Neurons, the cells in our brains, send out axons to reach other neurons. To do that, they need scaffolding - think of it like structural support for a growing bridge. That support comes from a protein called β-actin, which must be made locally at the tip of the axon. But β-actin can’t get there alone. It’s carried by the protein APC, which itself is only produced if the mRNA message is tagged correctly with m6A.

In other words, a single missed chemical mark can disrupt a chain reaction that affects whether neurons connect properly.

“If the mechanism is impaired,” Wang explains, “the local actin supply is insufficient, limiting the support the axon needs. That kind of structural problem contributes to the developmental and cognitive issues we see in disorders like autism and schizophrenia.”

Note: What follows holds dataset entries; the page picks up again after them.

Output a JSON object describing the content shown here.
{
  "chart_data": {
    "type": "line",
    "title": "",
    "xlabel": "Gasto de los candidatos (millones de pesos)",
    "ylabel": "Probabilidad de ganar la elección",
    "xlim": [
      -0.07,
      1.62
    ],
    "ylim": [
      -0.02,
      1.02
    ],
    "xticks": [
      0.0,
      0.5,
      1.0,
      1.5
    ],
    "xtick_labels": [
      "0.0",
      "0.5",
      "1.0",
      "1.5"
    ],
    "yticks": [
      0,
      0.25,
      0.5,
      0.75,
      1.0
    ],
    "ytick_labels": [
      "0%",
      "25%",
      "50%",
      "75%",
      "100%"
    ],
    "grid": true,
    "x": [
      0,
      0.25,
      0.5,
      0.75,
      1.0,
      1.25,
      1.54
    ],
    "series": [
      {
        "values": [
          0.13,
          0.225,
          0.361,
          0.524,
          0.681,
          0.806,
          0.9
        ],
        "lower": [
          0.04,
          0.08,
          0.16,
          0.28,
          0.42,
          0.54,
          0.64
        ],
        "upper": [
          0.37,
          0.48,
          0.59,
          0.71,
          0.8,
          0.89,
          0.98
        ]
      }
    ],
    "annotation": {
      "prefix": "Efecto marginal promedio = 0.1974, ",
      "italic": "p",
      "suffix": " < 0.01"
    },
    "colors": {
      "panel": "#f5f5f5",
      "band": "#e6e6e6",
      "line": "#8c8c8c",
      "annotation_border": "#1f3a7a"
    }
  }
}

It’s not that neurons are non-functional. It’s that they never quite reach each other. And in a brain made of connections, that can shape how a person experiences the world.

This may help explain why some people with autism or schizophrenia experience differences in perception, language, or social behaviour. “Loss-of-function mutations in APC have already been identified as genetic risk factors,” says Wang. “Our study now shows how these mutations affect how the protein is made in the first place.”

The team also faced a technical hurdle: these protein translations are happening in tiny, localised spots deep inside neurons. Detecting them meant using high-resolution single-molecule imaging, a sophisticated approach that’s only recently become possible. “We needed technology that preserved the spatial information inside intact neurons,” Wang says.

By overcoming that, the team was able to directly visualise how APC production depends on m6A, and how this delicate process breaks down when the tag is missing or mutated.

The hope is that by understanding this process, new diagnostic tools or therapies might follow. “We’ve identified RNA methylation deficiency as a contributing factor to disrupted axon development,” Wang says. “That means early tests that measure m6A-related activity could become part of a diagnostic toolkit.”